In this post, I’ll walk you through the several days of the event, explain at a high level how the badge platform worked and also show you the lovely ways in which the attendees interacted with it. In several follow-up posts, coming very shortly, we’ll deep dive into the architecture and the detail of our use of services like Azure IOT Hub and Databricks.
Sunday was setup day for us and registration day for most of the attendees. This meant we had 20 Raspberry Pis which needed final configuration and deployment around the conference centre and hotel.
Raspberry Pis ready to be set up around the conference
Final assembly and flashing of the production firmware to 300 badges brought us right to start of registration. We were both thrilled and a little shocked when all 300 badges started flashing and buzzing simultaneously due to a test alert from the App team. That one message confirmed that everything was working really well!
The reaction from the attendees as they received their badges made all of the work of the past few months worthwhile. Initial hesitancy turned to wide grins as we explained what the badges were and how they could use them.
NodeConf EU 2018. Kilkenny, Ireland.
Everyone adored how beautiful the badge looked with its laser-etched surround. In fact they are so lovely, many of us in NearForm are now using our badges as a desktop clock.
Testing had gone so well in the run-up to the event that we didn’t need too many code changes throughout the event. Monday morning saw some Raspberry Pi and Azure updates but one of our big takeaways was how incredibly reliable everything was for low-cost hardware and lightweight software. This is not your traditional big iron IOT setup.
We had a heatmap web-app displayed on a large TV, powered by another Raspberry Pi, showing how busy each area was in realtime. This was implemented by each badge broadcasting a simple alive signal for a few seconds every minute (to preserve battery life). Those broadcasts were picked up by one or more Pis running our Node.js code with the Noble library. The code received an RSSI value which is basically the power of the signal from each badge. This can function as a crude distance measure from badge to Pi. The Pis sent the data over MQTT to IOT Hub and onwards to CosmosDB for persistence. Note that the Bluetooth Mac addresses were hashed in all messages sent to Azure to add an extra layer of obfuscation.
An important benefit of the heatmap for us was the realisation that the badge counts in specific rooms seemed very low on Monday. We came to the conclusion that some of the Pis were simply too low-down and were being blocked from scanning the badges properly by all the people and chairs in the bigger rooms. On Monday night I moved all of them at least 2 metres off the ground and the counts for Tuesday/Wednesday were much better.
Clap-o-meter and Temperature
Along with the heatmap, we had the realtime clap-o-meter for each room. This was just a bit of fun and was not intended to be taken seriously or seen as incredibly accurate. This worked by using the on-badge accelerometer to detect large changes and the badges then broadcast an estimated clap number. The Pis collected these broadcasts and sent them over MQTT to IOT Hub and onwards to CosmosDB for persistence. .
The badges also sent their current detected temperature in the same JSON as the claps. We didn’t use this data during the event but persisted it for post-processing later (see below).
One of the follow-up posts will explain what happened to all the data once it got to IOT Hub.
Alerts and Schedule Info
All the alert and schedule information came from the NodeConf PWA back-end. An Azure functional app monitored the back-end via its API and sent any alerts or Now/Next schedule info via IOT Hub to the Raspberry Pis. The Node.js code running there then used the Bleno library to broadcast to the badges for several minutes in order to ensure reception. When each badge woke up, it would scan for these broadcasts and update the badge accordingly. Obviously it ignored repeated messages from the same or multiple Pis. A critical point is that the Pis were all completely independent and unaware of each other. This made implementation easier and the overall system more robust to failures. We operated a whitelist of Pi Bluetooth Mac addresses on the badge firmware to avoid any naughty person sending their own “alerts” to the badges.

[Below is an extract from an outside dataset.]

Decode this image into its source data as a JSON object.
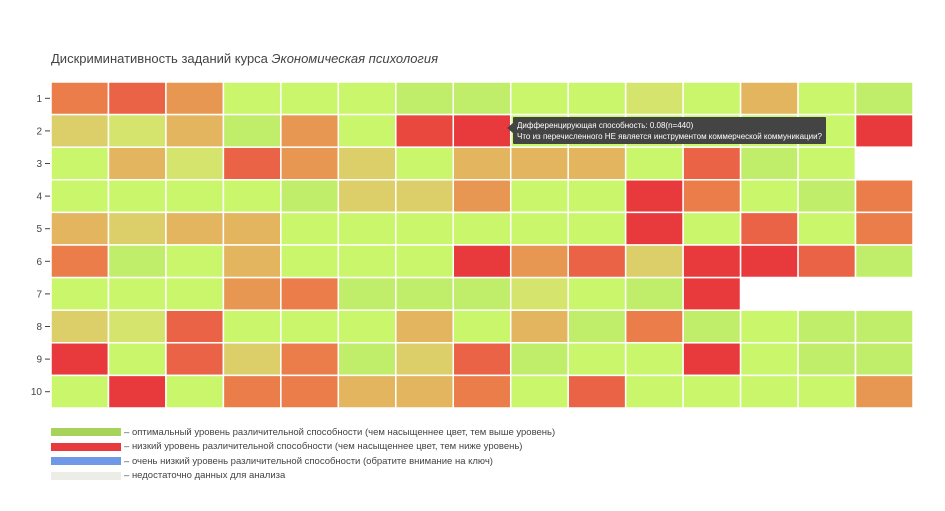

One nice side-benefit of using the Azure IOT SDKs was that we could tell the status of all registered devices (Pis). So we built a simple Control Panel for our own use during the event. This showed the connectivity status of all the Pis along with the Alert/Info/Now/Next that each Pi was currently broadcasting (if any) by analysing the telemetry data from IOT Hub. We also added the ability to send our own notifications to the badges, separate from the App ones, to facilitate easier testing.
1.24 Million Messages!
The Node.js IOT SDKs of all the major cloud vendors, including Azure, are built on MQTT.js, from the ever-brilliant Matteo Collina of NearForm. So it gave me an enormous thrill to see how much we’d used it over the 3.5 days.
Just think about that for a second. Approx 300 inexpensive Bluetooth LE devices communicated with 20 x $35 Raspberry Pis during conference hours only, causing 1.24 million MQTT messages to be sent to Azure IOT Hub, over conference wifi(!), with no part of the system ever breaking a sweat.